Um mês depois do acidente, recebi uma carta do meu patrocinador desportivo. Eles estavam a rescindir o meu contrato. A carta era formal, impessoal, mas a mensagem era clara: eu já não lhes servia para nada.
Segurei o papel nas mãos, o meu último elo com a vida que eu tinha perdido. Não chorei. Apenas senti um vazio gelado a instalar-se no meu peito.
O meu pai encontrou-me na sala, a olhar para a carta. Ele pegou nela, leu-a e rasgou-a em pedaços.
"Tu és mais do que uma corredora, Clara. Eles não te merecem."
Nesse mesmo dia, recebi uma mensagem de um número desconhecido.
"Encontramo-nos no café perto do teu antigo centro de treinos. Amanhã, às 15h. É importante."
Não havia nome. Hesitei, mas a curiosidade foi mais forte.
No dia seguinte, o meu pai levou-me ao café. Ele esperou no carro, dizendo que estaria a observar.
Sentei-me a uma mesa perto da janela, a minha cadeira de rodas a ocupar mais espaço do que eu gostaria.
Às 15h em ponto, a porta abriu-se.
Era a Sofia.
Ela parecia diferente. Mais magra, com olheiras que a maquilhagem não conseguia esconder. Ela não se sentou. Permaneceu de pé, a olhar para mim.
"Obrigada por teres vindo," disse ela.
"O que queres?", perguntei diretamente.
Ela respirou fundo. "Eu quero que saibas a verdade."
"A verdade? Já ouvi a tua versão da verdade. Não me interessa."
"Não, não ouviste. Naquele dia, no deslizamento... não foi um acidente eu estar lá."
Franzi a testa. "O que queres dizer?"
"Eu sabia que tu e o teu pai iam passar por aquela estrada. Eu segui-vos."
Senti um arrepio. "Porquê?"
"Porque eu queria falar contigo. Eu ia contar-te sobre mim e o Leo."
O meu coração parou por um segundo. "Vocês...?"
"Sim," ela confirmou, os seus olhos a encontrarem os meus. "Nós estamos juntos há mais de um ano."

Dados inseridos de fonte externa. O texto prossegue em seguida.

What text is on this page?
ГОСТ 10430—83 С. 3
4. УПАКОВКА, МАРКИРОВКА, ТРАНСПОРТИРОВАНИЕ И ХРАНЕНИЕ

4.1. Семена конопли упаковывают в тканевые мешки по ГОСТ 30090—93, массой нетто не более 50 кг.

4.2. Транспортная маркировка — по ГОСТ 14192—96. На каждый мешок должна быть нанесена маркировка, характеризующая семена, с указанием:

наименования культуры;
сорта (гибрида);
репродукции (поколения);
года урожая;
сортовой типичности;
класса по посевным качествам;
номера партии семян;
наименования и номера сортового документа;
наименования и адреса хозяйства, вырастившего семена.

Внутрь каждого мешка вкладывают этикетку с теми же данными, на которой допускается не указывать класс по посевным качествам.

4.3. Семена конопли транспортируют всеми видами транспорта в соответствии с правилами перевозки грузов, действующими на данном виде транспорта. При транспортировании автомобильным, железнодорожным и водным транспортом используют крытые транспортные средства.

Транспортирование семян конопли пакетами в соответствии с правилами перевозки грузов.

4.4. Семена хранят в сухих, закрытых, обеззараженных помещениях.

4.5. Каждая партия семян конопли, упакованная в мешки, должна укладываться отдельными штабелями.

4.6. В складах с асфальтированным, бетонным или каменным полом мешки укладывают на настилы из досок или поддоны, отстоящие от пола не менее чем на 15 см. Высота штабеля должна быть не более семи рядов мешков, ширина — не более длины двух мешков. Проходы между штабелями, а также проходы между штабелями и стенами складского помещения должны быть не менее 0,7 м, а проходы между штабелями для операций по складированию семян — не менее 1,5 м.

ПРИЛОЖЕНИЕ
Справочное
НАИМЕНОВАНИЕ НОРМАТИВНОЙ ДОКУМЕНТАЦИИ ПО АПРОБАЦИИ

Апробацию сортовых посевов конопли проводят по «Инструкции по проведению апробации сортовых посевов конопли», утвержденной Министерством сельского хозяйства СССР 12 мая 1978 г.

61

Um ano. Um ano de mentiras. Um ano em que eu pensava que o meu casamento era feliz, enquanto ele me traía com a minha... com a amiga dele.
"O Leo ia deixar-te," continuou ela, a sua voz a ganhar força. "Ele estava só à espera do momento certo. Ele não te amava mais, Clara. Ele só tinha pena de ti."
Pena. A palavra atingiu-me com a força de um soco.
"Quando o deslizamento aconteceu, eu liguei-lhe. Eu disse-lhe onde estava. Eu sabia que ele viria por mim. E sabia que ele te deixaria para trás."
Ela disse aquilo com uma crueldade fria que me gelou o sangue.
"Porque me estás a contar isto agora?", consegui perguntar, a minha voz a falhar.
"Porque ele voltou para ti. Depois de tudo, ele ainda te quer. Ele disse que se sentia culpado, que te devia isso. Mas eu não o vou perder. Ele é meu."
Ela deu um passo para trás. "Eu queria que soubesses o tipo de homem por quem estás a lutar. Ele não te merece. E tu também não o mereces a ele."
Com isso, ela virou-se e saiu do café, deixando-me sozinha com a sua revelação venenosa.
Fiquei sentada, paralisada. O mundo à minha volta parecia desfocar-se. O zumbido das conversas, o tilintar das chávenas, tudo desapareceu.
Só conseguia ouvir as palavras dela a ecoar na minha cabeça.
"Ele não te amava mais. Ele só tinha pena de ti."